The Arduino IDE upload tool does not handle paths with spaces. The MAXDAP daplink.bat script fails when the sketch path contains spaces — in this case C:\Users\Gustavo Morales. The workaround is drag-and-drop flashing directly to the DAPLINK USB drive, which works reliably.
DMZ network architecture adds real complexity but real value. Running the Raspberry Pi in a properly segmented DMZ with firewall policies and OSPF routing is not the easy path for a weekend project. But it produces a system that behaves like real infrastructure, generates real syslog traffic, and demonstrates real security principles. That complexity is the point.
What NetSentinel Demonstrates
NetSentinel is not a finished product. It is a proof of concept that demonstrates something specific: that a distributed embedded security system can be built on real network infrastructure, with proper network segmentation, using commodity embedded hardware, and produce coordinated physical responses to both network and physical threat events.

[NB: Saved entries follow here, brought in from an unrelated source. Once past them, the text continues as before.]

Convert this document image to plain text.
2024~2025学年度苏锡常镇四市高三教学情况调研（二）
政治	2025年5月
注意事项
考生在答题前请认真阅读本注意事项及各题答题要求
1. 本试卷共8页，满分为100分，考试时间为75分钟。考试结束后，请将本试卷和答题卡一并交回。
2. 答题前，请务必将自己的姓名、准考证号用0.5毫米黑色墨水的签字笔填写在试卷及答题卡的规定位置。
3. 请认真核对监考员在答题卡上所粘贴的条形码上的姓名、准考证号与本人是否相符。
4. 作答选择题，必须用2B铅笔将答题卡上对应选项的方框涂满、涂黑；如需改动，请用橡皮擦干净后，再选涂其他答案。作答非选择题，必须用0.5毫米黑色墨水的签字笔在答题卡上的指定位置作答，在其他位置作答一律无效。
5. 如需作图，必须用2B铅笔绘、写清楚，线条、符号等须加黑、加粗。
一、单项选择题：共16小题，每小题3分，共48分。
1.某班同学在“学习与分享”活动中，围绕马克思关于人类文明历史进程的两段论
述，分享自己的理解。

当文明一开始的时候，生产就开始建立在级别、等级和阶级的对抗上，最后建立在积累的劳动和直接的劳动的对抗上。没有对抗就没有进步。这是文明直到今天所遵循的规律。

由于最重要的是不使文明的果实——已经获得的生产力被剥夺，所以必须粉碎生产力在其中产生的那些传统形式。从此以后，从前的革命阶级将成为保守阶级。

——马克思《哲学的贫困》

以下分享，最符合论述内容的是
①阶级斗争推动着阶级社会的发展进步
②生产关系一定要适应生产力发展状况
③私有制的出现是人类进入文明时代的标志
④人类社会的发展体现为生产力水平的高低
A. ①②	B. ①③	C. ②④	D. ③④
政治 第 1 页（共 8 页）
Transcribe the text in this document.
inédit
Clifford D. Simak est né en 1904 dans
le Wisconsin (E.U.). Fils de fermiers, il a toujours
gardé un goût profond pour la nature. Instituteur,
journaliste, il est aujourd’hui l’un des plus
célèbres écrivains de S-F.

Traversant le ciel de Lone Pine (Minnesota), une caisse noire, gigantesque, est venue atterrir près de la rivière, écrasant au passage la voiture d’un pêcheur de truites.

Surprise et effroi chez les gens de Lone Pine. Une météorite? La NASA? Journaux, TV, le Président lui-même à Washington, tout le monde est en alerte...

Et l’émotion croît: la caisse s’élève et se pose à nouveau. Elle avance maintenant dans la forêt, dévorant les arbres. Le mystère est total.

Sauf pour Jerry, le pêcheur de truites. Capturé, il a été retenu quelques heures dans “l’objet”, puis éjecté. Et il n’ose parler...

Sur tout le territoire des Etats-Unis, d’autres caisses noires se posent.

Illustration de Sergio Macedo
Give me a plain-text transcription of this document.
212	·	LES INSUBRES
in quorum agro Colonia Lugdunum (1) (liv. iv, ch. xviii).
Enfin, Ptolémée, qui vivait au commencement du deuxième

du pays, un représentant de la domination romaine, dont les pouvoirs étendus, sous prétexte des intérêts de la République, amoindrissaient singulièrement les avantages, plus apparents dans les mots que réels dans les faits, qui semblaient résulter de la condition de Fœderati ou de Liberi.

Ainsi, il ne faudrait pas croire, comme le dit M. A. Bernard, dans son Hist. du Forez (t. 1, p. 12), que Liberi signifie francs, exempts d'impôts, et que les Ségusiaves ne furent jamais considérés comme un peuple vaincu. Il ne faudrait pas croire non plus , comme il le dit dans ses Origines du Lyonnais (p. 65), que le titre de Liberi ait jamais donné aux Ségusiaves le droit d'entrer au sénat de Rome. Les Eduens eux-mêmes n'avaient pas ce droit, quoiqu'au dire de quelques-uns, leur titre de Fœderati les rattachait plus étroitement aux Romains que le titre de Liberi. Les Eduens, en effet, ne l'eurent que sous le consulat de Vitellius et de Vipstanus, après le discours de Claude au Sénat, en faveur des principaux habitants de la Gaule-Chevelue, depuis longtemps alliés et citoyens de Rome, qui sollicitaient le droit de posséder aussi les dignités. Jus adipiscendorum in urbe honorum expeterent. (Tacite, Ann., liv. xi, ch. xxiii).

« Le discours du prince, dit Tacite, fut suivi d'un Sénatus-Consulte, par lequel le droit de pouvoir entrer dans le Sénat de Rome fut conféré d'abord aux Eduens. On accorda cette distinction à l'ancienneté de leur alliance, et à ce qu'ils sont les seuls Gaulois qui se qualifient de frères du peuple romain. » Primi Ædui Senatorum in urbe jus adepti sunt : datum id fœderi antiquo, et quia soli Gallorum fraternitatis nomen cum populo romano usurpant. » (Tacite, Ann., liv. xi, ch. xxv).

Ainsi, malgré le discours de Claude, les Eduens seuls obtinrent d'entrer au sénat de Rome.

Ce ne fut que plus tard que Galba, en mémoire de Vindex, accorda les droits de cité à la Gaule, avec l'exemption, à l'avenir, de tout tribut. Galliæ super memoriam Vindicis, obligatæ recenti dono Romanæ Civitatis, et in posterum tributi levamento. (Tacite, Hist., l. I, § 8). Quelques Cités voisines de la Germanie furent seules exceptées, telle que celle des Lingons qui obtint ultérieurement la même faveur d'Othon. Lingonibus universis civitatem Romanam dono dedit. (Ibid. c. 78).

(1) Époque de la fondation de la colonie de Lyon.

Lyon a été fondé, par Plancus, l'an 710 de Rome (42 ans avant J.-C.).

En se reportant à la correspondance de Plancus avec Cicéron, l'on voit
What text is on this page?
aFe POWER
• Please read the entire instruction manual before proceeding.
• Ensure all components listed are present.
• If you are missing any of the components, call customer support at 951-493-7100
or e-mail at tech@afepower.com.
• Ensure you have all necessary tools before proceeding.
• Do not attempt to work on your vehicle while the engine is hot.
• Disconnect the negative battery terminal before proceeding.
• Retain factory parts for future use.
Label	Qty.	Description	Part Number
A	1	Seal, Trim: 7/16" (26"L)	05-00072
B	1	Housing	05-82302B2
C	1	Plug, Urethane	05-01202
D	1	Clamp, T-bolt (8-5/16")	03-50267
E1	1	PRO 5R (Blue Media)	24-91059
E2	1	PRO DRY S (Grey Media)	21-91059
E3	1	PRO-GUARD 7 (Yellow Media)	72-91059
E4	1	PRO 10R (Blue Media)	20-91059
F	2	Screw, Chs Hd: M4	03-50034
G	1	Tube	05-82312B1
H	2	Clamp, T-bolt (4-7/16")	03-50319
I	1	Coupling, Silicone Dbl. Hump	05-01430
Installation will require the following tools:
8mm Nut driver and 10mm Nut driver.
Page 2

The MAX32630FTHR proved capable as both an alert display controller and a motor control node. The Raspberry Pi as a DMZ-resident syslog aggregator and alert distributor works exactly as designed. The ESP32-CAM as a WiFi-connected evidence capture device integrated cleanly. The FortiGate and MikroTik infrastructure provided real syslog data throughout development.
The mechanical pan mechanism worked in concept. The T8 lead screw driven by the NEMA 17 successfully rotates the camera platform. Driver thermal limits under continuous operation are a solvable problem with the right driver — a DRV8825 or TMC2208 rated for 2A continuous would handle the 17HS19-2004S1 without issues.
Building NetSentinel reconnected a network engineer with the embedded electronics side of the stack — and demonstrated that the two disciplines, network infrastructure and embedded systems, are more complementary than they are separate.
Acknowledgements
Thank you to element14 and the Smart Security and Surveillance Challenge for providing the hardware kit that made this project possible. The MAX32630FTHR is an underappreciated platform — powerful, flexible, and worth far more exploration than it typically receives.